A sessão começou às 9h, no Fórum de Inhapim, e foi conduzida com atuação do Ministério Público de Minas Gerais, representado pelo promotor de Justiça, Dr. Jonas Junio Linhares Costa Monteiro.
De acordo com a denúncia, o crime teve como vítima Eduardo Gonçalves Campos e foi motivado por questões pessoais envolvendo a companheira da vítima. As investigações apontaram que o réu efetuou disparos de arma de fogo em via pública, atingindo Eduardo, que não resistiu aos ferimentos.
O Conselho de Sentença reconheceu as qualificadoras de motivo torpe, emprego de meio que gerou perigo comum e recurso que dificultou a defesa da vítima.
Em entrevista após o julgamento, o promotor Dr. Jonas Linhares destacou a importância da condenação.
Segundo ele, ficou comprovado que o crime foi praticado de forma repentina e em local com circulação de pessoas, colocando em risco não apenas a vítima, mas também terceiros. O promotor reforçou ainda que a decisão do júri representa uma resposta à sociedade diante de um crime grave.
O réu, que respondia em liberdade, compareceu ao julgamento e foi preso ainda no plenário, logo após a leitura da sentença.

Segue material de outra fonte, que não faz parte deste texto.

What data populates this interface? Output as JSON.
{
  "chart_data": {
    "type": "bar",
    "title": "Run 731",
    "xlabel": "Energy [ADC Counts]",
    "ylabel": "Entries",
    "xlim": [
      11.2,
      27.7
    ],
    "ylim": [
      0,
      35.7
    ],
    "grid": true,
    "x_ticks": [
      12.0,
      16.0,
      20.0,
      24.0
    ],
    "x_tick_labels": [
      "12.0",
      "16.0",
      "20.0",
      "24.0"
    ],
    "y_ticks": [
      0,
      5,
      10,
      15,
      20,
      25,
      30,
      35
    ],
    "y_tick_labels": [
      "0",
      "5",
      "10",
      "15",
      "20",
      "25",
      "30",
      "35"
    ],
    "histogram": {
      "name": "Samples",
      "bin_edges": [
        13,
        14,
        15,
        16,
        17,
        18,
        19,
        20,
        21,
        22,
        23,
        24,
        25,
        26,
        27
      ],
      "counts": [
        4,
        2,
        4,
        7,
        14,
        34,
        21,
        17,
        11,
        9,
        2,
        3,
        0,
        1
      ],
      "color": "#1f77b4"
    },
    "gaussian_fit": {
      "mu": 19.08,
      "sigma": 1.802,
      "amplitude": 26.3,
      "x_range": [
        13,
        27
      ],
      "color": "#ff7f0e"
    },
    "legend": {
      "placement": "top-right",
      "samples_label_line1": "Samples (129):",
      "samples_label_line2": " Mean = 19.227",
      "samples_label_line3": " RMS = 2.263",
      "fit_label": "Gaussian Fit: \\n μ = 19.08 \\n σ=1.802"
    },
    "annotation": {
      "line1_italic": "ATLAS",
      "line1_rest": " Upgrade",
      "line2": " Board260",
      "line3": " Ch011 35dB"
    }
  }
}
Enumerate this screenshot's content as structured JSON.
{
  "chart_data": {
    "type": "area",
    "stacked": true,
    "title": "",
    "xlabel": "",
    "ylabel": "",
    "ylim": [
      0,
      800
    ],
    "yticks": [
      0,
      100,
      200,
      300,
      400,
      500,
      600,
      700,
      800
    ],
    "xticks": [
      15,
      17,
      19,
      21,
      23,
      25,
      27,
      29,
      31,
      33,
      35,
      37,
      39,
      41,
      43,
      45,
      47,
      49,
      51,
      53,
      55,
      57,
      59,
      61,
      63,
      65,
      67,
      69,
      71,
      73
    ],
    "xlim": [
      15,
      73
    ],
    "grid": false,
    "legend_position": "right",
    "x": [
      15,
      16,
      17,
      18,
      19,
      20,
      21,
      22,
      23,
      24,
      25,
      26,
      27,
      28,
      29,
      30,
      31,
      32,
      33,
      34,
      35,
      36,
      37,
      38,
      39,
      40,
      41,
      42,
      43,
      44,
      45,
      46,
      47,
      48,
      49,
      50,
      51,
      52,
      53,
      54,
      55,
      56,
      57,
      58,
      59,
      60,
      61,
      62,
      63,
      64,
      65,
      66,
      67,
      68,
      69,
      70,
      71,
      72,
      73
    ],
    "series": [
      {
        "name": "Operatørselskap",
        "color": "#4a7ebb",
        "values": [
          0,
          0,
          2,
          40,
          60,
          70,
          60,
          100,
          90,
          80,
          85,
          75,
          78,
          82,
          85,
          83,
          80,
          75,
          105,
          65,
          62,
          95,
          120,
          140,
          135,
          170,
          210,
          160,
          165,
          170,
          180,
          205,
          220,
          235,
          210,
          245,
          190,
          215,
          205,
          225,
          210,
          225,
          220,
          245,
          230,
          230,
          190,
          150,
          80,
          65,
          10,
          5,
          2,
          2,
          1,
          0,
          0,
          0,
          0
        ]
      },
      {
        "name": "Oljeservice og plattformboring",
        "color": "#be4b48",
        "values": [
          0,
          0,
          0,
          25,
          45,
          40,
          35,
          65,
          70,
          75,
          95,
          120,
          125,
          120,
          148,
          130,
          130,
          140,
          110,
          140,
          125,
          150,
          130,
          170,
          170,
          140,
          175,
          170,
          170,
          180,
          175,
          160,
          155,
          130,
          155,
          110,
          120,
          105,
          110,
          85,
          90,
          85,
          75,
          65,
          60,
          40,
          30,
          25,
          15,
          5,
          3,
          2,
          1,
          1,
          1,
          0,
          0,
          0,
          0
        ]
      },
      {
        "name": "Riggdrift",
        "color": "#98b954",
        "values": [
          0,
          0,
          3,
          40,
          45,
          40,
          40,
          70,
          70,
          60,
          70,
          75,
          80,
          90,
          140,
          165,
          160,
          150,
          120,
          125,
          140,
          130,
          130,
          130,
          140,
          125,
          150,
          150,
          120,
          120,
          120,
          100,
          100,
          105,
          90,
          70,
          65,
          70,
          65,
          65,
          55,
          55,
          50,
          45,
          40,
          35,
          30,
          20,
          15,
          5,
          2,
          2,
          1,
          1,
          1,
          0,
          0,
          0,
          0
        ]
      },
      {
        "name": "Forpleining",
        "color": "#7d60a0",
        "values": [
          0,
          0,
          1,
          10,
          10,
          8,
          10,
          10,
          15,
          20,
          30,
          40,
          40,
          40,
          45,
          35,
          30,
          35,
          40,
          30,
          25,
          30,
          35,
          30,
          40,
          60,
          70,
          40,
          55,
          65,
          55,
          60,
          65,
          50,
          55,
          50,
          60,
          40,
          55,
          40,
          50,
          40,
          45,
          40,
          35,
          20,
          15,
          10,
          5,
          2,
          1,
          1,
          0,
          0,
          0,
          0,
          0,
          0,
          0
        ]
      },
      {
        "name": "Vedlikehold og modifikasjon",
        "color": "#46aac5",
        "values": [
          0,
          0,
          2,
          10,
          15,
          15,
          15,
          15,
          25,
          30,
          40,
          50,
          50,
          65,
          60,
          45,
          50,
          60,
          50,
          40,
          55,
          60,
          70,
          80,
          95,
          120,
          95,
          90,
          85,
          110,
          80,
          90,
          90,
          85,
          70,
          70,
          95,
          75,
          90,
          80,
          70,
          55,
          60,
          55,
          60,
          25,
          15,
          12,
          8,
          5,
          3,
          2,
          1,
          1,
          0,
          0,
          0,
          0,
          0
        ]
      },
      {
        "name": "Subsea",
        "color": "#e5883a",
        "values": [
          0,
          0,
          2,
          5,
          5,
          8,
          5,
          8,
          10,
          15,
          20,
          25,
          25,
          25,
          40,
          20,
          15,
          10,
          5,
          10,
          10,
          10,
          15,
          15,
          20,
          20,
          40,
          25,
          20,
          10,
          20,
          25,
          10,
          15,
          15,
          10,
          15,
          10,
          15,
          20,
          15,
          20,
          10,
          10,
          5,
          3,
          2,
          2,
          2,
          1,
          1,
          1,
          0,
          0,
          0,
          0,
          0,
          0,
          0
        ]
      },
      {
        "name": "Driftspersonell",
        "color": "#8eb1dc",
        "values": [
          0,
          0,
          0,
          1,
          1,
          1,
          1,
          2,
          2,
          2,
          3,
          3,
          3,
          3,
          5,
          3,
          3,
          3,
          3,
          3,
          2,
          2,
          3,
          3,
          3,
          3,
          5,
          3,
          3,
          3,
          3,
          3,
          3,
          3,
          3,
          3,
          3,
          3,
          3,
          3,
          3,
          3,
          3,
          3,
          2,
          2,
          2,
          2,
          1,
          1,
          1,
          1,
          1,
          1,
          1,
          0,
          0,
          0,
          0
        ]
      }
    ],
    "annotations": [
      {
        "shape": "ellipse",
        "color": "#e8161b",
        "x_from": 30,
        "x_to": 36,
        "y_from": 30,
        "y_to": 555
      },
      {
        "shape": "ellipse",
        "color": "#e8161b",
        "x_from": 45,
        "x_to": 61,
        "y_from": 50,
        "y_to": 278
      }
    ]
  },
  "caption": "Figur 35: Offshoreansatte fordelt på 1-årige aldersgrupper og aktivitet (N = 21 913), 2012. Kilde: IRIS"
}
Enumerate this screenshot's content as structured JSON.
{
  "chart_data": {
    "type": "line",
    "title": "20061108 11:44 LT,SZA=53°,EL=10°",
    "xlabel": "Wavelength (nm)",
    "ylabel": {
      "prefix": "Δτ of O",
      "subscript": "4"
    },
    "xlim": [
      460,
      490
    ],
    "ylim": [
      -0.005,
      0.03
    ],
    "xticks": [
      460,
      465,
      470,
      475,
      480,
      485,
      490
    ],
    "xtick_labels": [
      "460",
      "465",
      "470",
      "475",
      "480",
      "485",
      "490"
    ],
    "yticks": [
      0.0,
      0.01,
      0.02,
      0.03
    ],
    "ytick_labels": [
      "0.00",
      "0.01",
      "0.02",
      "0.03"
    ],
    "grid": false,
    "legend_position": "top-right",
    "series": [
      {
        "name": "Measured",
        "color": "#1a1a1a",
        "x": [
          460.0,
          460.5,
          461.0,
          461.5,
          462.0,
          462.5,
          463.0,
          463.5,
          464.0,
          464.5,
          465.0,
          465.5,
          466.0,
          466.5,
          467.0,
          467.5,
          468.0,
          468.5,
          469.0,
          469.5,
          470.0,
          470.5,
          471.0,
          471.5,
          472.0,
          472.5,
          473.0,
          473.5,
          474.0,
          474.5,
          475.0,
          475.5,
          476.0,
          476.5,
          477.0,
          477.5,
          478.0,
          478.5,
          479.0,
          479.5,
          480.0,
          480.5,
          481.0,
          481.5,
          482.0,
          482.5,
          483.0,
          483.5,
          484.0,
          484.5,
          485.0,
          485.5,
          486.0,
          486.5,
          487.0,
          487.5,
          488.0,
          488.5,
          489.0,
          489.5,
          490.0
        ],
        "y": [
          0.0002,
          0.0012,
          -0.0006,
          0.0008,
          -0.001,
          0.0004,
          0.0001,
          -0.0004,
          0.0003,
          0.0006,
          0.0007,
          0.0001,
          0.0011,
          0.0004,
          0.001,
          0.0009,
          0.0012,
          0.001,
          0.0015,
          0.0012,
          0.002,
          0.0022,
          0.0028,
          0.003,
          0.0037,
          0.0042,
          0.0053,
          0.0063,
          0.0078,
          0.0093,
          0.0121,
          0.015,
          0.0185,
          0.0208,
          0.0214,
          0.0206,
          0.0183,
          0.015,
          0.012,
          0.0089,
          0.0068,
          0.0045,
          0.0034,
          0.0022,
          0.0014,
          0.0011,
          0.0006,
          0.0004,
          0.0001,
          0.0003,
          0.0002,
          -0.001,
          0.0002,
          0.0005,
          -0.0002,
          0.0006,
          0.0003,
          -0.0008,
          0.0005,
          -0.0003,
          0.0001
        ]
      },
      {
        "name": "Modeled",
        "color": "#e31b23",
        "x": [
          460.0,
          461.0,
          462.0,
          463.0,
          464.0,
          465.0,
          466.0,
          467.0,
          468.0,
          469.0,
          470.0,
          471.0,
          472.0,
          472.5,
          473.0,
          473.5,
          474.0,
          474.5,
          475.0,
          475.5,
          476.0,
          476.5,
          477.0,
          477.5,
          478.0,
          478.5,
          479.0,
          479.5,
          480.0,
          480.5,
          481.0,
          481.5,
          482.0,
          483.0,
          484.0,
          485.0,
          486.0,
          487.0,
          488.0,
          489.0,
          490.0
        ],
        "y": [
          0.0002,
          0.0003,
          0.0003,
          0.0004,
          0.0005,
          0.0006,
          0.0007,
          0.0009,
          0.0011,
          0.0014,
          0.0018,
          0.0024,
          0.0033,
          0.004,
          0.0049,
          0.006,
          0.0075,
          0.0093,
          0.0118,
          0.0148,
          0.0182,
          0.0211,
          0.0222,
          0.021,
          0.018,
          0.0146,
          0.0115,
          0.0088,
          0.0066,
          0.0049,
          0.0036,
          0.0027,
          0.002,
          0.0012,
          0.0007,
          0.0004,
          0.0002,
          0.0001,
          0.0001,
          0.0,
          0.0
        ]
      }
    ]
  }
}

Um dos pontos que chamou a atenção durante o julgamento foi a participação da companheira da vítima, que atualmente reside nos Estados Unidos. Por meio de autorização judicial, solicitada pelo Ministério Público, ela acompanhou a sessão de forma virtual e prestou depoimento à distância.
A oitiva foi considerada relevante para o esclarecimento dos fatos e contribuiu para a formação do convencimento dos jurados, reforçando os elementos que levaram à condenação.
O julgamento encerra uma etapa importante do processo iniciado há quase oito anos e reafirma o papel do Tribunal do Júri na responsabilização de crimes contra a vida.